As shown above, the metrics are broken down into various buckets of existing programs, such as the city’s greenhouse gas emissions tracking, and the utilities’ energy efficiency programs. It’s not clear if there will be aggregated data on all Partnership related efforts. Without such data, it will be hard to evaluate if the existing programs run by utilities are being integrated well enough into the Partnership.

There are also some big holes in the proposed metrics. The proposed metrics reflect important elements like participant counts by geography, installations, and energy conserved. None of the measures of program success include race or socioeconomic status, despite a lot of language about “equity,” “underrepresented,” or the mayor’s signature One Minneapolis effort. There’s no plan to track employment (especially of disadvantaged populations) or energy dollars kept local, though both are part of the city’s energy vision. There’s no mention of Wards, even though that’s the most meaningful political subdivision of the city.

Without meaningful, quantitative targets (and a commitment to measuring progress), there is no way for the city to evaluate if the Partnership is a success or not. We hope the Partnership will add in metrics reflecting the city’s meaningful subdivisions (Wards) and priorities around energy dollars, employment, jobs, and equity.

Things to Watch

Despite the big questions about metrics, it’s worth diving into some of the specific work plan items.

The promise in the Partnership is being able to leverage local city authority and credibility to more effectively direct utility energy efficiency and renewable energy programs.

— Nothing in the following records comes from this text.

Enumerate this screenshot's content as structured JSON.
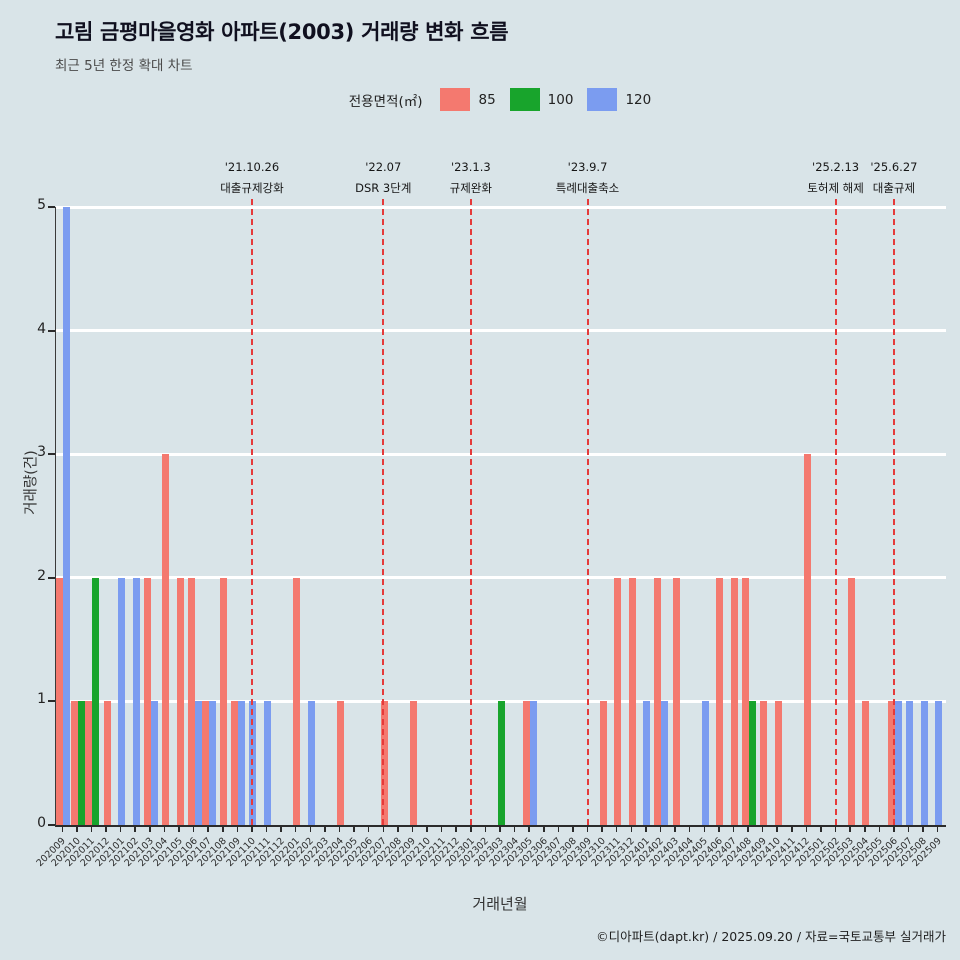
{
  "header": {
    "title": "고림 금평마을영화 아파트(2003) 거래량 변화 흐름",
    "subtitle": "최근 5년 한정 확대 차트"
  },
  "legend": {
    "label": "전용면적(㎡)",
    "items": [
      {
        "name": "85",
        "color": "#f4796f"
      },
      {
        "name": "100",
        "color": "#18a42c"
      },
      {
        "name": "120",
        "color": "#7b9cf0"
      }
    ]
  },
  "footer": {
    "text": "©디아파트(dapt.kr) / 2025.09.20 / 자료=국토교통부 실거래가"
  },
  "colors": {
    "background": "#d9e4e8",
    "grid": "#ffffff",
    "axis": "#2b2b2b",
    "annotation_line": "#e53a3a"
  },
  "chart_data": {
    "type": "bar",
    "title": "고림 금평마을영화 아파트(2003) 거래량 변화 흐름",
    "subtitle": "최근 5년 한정 확대 차트",
    "xlabel": "거래년월",
    "ylabel": "거래량(건)",
    "ylim": [
      0,
      5
    ],
    "yticks": [
      0,
      1,
      2,
      3,
      4,
      5
    ],
    "grid": true,
    "legend_position": "top",
    "categories": [
      "202009",
      "202010",
      "202011",
      "202012",
      "202101",
      "202102",
      "202103",
      "202104",
      "202105",
      "202106",
      "202107",
      "202108",
      "202109",
      "202110",
      "202111",
      "202112",
      "202201",
      "202202",
      "202203",
      "202204",
      "202205",
      "202206",
      "202207",
      "202208",
      "202209",
      "202210",
      "202211",
      "202212",
      "202301",
      "202302",
      "202303",
      "202304",
      "202305",
      "202306",
      "202307",
      "202308",
      "202309",
      "202310",
      "202311",
      "202312",
      "202401",
      "202402",
      "202403",
      "202404",
      "202405",
      "202406",
      "202407",
      "202408",
      "202409",
      "202410",
      "202411",
      "202412",
      "202501",
      "202502",
      "202503",
      "202504",
      "202505",
      "202506",
      "202507",
      "202508",
      "202509"
    ],
    "series": [
      {
        "name": "85",
        "color": "#f4796f",
        "values": [
          2,
          1,
          1,
          1,
          0,
          0,
          2,
          3,
          2,
          2,
          1,
          2,
          1,
          0,
          0,
          0,
          2,
          0,
          0,
          1,
          0,
          0,
          1,
          0,
          1,
          0,
          0,
          0,
          0,
          0,
          0,
          0,
          1,
          0,
          0,
          0,
          0,
          1,
          2,
          2,
          0,
          2,
          2,
          0,
          0,
          2,
          2,
          2,
          1,
          1,
          0,
          3,
          0,
          0,
          2,
          1,
          0,
          1,
          0,
          0,
          0
        ]
      },
      {
        "name": "100",
        "color": "#18a42c",
        "values": [
          0,
          1,
          2,
          0,
          0,
          0,
          0,
          0,
          0,
          0,
          0,
          0,
          0,
          0,
          0,
          0,
          0,
          0,
          0,
          0,
          0,
          0,
          0,
          0,
          0,
          0,
          0,
          0,
          0,
          0,
          1,
          0,
          0,
          0,
          0,
          0,
          0,
          0,
          0,
          0,
          0,
          0,
          0,
          0,
          0,
          0,
          0,
          1,
          0,
          0,
          0,
          0,
          0,
          0,
          0,
          0,
          0,
          0,
          0,
          0,
          0
        ]
      },
      {
        "name": "120",
        "color": "#7b9cf0",
        "values": [
          5,
          0,
          0,
          0,
          2,
          2,
          1,
          0,
          0,
          1,
          1,
          0,
          1,
          1,
          1,
          0,
          0,
          1,
          0,
          0,
          0,
          0,
          0,
          0,
          0,
          0,
          0,
          0,
          0,
          0,
          0,
          0,
          1,
          0,
          0,
          0,
          0,
          0,
          0,
          0,
          1,
          1,
          0,
          0,
          1,
          0,
          0,
          0,
          0,
          0,
          0,
          0,
          0,
          0,
          0,
          0,
          0,
          1,
          1,
          1,
          1
        ]
      }
    ],
    "annotations": [
      {
        "date": "'21.10.26",
        "label": "대출규제강화",
        "month": "202110"
      },
      {
        "date": "'22.07",
        "label": "DSR 3단계",
        "month": "202207"
      },
      {
        "date": "'23.1.3",
        "label": "규제완화",
        "month": "202301"
      },
      {
        "date": "'23.9.7",
        "label": "특례대출축소",
        "month": "202309"
      },
      {
        "date": "'25.2.13",
        "label": "토허제 해제",
        "month": "202502"
      },
      {
        "date": "'25.6.27",
        "label": "대출규제",
        "month": "202506"
      }
    ]
  }
}
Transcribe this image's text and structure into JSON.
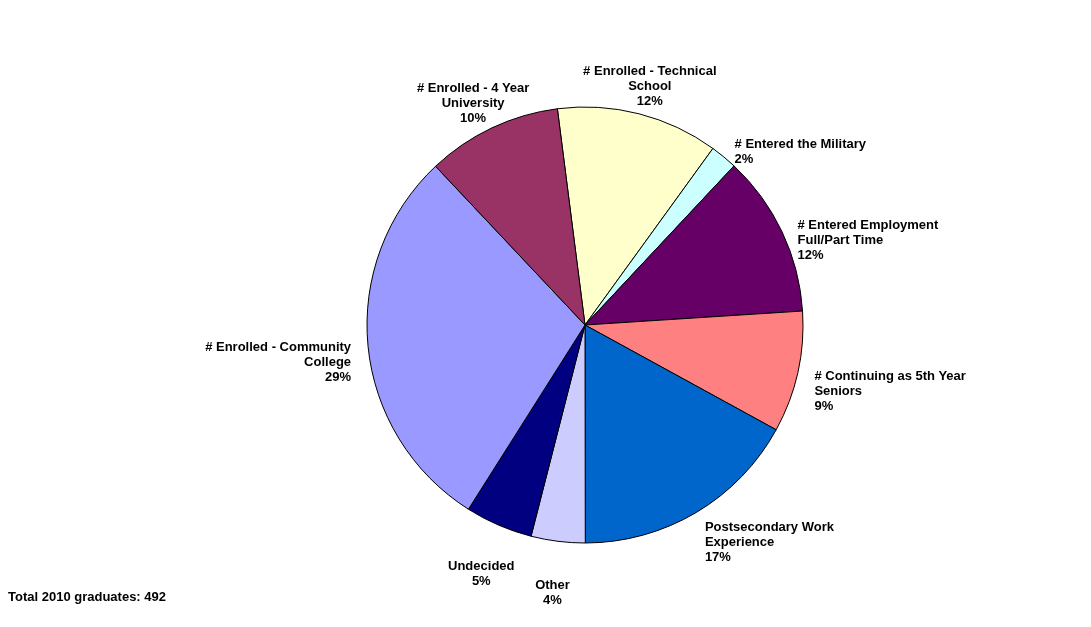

The following items are going to be key to the success of the Partnership, but lack detail in the work plan:

  1. Will community engagement be authentic and substantive? Will it engage organizations like neighborhood groups, low income advocates, and others that have traditionally been on the periphery? Are these potential partners seen as essential or just “nice to have”? Otherwise, it will be hard to move beyond incremental change among a population that skews wealthy and white.  And if we aren’t tracking race of participants, how do we know if we’re reaching a population that mirrors the city’s population?
  2. Can the city approve an energy transparency law to inform renters and home buyers at point of sale? Minneapolis was one of the first cities to require commercial building energy disclosure and its leadership here could be a tremendous boon to tenants for whom energy expenses of a new home are otherwise a mystery until they receive their first bill.
  3. Can the city afford to wait on its utilities for on-bill repayment options? Though no panacea, on-bill repayment is the linchpin to letting residents and businesses—especially those with low credit scores—earn more in energy savings on a monthly basis than they pay for any improvements.  Xcel Energy made no commitment to on-bill repayment, and it will be a year before CenterPoint files at the Public Utilities Commission for program approval. Why can’t the city use it’s own utility bill—for water—to offer on-bill repayment in 2016?
  4. Will data access on energy use be equitable? The proposal is to ensure building managers and owners have access to data on building energy use, but what about existing and prospective tenants?
  5. The small business program has no real program other than observing the utility’s existing “Partners in Energy” program. Where’s the engagement opportunity?
  6. The “natural gas city fleet” item is missing the crucial integration with the citywide organics collection and the opportunity to use locally collected and produced biogas for fueling the city fleet.  That’s a can’t-miss opportunity to combine lower vehicle emissions with economic development and waste reduction.

What’s Next

The Partnership Board will shift into implementation over the next few months, and the timelines are shown in the following graphic. As mentioned above, adopting metrics to measure success will be a key decision in the next few months.

Most of the rest of 2015 is given over to “developing” and planning the implementation, hopefully offering an opportunity for the community advisory committee to strengthen the plan, particularly the numbers, to make it a Partnership we can count on.